For Senior Sarika Tyagi, Skyline’s magnet programs have kindled a passion and a drive to pursue a career in health sciences. “The magnet has given me the rare opportunity to perform and investigate college and hospital-level labs while still in high school, and has opened up opportunities for job shadowing, internships, and partnerships with public health organizations such as Project Healthy Schools,” Tyagi said.

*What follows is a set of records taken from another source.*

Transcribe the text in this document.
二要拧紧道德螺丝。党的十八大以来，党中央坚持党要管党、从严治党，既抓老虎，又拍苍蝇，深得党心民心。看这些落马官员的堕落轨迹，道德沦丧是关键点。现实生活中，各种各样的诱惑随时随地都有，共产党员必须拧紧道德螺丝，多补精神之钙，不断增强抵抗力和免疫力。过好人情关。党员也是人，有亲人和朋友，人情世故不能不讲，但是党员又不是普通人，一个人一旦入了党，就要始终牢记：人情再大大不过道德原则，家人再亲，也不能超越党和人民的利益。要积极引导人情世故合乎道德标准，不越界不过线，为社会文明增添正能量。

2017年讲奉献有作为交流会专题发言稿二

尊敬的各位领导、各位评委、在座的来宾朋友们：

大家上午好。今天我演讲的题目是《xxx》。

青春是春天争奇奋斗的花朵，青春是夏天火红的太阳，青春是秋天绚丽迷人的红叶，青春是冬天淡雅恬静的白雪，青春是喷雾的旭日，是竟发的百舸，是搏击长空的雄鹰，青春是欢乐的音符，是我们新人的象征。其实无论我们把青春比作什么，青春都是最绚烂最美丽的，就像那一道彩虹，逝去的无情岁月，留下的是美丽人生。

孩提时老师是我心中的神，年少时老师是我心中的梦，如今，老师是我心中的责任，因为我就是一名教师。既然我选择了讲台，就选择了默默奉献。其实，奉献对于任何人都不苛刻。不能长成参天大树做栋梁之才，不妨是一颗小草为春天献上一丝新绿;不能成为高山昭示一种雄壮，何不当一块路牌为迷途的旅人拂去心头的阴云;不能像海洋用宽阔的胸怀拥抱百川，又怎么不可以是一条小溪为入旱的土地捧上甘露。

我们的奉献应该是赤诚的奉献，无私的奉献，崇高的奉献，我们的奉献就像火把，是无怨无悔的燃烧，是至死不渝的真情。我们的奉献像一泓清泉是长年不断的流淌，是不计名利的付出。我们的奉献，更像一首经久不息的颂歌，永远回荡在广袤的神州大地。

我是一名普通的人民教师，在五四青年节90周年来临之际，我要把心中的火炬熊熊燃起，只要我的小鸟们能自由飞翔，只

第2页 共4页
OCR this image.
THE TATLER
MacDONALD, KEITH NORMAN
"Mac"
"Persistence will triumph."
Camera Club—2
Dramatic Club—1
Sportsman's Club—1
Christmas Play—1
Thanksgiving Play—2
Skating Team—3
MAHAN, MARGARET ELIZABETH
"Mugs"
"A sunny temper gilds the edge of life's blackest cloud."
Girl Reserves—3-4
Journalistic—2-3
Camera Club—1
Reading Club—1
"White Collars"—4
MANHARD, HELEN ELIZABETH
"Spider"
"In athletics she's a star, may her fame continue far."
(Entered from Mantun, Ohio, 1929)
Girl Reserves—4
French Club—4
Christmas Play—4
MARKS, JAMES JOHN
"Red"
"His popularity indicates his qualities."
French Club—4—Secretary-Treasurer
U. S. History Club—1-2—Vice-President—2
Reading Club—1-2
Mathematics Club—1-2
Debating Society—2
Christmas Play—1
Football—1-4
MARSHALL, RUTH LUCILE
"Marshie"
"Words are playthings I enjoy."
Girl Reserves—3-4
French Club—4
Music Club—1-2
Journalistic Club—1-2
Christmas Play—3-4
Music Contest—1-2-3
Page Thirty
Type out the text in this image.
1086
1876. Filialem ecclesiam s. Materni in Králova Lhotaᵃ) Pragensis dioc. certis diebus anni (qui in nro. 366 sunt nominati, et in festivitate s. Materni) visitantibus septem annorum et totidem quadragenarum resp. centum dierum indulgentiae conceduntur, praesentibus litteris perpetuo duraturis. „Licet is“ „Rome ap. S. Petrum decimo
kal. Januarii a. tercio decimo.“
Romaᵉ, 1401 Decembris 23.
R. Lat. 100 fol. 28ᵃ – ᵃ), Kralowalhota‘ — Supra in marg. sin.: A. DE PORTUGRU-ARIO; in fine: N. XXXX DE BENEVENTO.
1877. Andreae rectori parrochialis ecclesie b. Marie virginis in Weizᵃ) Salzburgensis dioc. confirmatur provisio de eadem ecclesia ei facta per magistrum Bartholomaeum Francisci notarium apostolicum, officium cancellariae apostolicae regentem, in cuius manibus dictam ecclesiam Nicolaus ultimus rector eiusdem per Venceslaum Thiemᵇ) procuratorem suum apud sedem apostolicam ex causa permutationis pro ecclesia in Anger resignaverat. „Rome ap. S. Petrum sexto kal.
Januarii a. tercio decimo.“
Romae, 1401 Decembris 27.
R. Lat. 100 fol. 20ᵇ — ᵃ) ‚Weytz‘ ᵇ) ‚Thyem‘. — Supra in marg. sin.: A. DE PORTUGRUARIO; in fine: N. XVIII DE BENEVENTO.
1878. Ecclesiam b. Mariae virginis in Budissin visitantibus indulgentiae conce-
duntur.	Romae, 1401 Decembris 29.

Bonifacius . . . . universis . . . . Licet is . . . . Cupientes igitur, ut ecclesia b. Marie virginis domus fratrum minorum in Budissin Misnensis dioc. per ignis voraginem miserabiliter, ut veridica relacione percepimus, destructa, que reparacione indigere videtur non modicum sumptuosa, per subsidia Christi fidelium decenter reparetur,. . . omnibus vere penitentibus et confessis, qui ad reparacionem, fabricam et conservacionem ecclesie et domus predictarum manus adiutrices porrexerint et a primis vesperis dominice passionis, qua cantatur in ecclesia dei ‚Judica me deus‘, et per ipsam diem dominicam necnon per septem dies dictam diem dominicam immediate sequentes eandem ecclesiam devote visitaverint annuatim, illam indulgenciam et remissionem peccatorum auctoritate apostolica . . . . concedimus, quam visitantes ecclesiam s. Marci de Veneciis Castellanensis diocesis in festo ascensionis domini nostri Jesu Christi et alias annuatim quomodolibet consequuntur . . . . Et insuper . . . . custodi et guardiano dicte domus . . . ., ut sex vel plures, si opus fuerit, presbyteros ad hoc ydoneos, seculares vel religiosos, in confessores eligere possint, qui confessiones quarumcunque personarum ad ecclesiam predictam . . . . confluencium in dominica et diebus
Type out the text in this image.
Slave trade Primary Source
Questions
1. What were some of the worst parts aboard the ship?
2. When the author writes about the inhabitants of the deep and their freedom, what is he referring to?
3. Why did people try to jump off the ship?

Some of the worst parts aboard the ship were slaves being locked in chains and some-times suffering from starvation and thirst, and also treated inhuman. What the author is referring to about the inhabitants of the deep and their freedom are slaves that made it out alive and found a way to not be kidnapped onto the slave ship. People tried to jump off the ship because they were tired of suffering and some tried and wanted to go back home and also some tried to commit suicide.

Skyline also offers magnet programs in Design, Technology, and Environmental Planning; Communications, Media, and Public Policy; and Business, Management, and Informational Technology.
Cameryn Boyd shared her thoughts on school events, particularly those that are unique to Skyline High School such as Link Crew. The organization helps incoming students make the transition from middle school. Boyd said, “Link Crew provides a way for the freshman to meet their peers before school starts and to gain important knowledge and useful tips from the experienced upperclassmen, from how to work the sinks to how to navigate the confusing hallways of skyline.”
From fundraising for Food Gatherers, to winning awards in music, robotics, and athletics, Junior Lars Hallstrom said there has been plenty of good news at Skyline this year. Hallstrom told the Board of Education the Skyline Robotics team has qualified for the World Championship in Saint Louis. He also said students are leaders in supporting their classmates. “The camaraderie that we show as a school propelled our student section to be ranked 6th in the state by a recent MLive poll,” Hallstrom said.
While Skyline students are happy about many things in their school, Junior Christopher Wilks raised some concerns. Wilks said the possibility of losing the trimester schedule is a large concern for many students. He said it offers many benefits including the ability to take more classes in a year than with a semester based schedule, longer class periods to create tighter bonds with teachers and classmates, and the opportunity to dual enroll at area colleges.
Junior Nadina Hassan told the Board of Education students are happy with the environment at Skyline that fosters growth. Hassan said the new restorative justice initiative has been successful in the past few months. “When a conflict arises in the school, we address it in a peaceful manner instead of using the traditional punishment approach. We hold circles with the people in the conflicts and talk to restore the balance,” she said.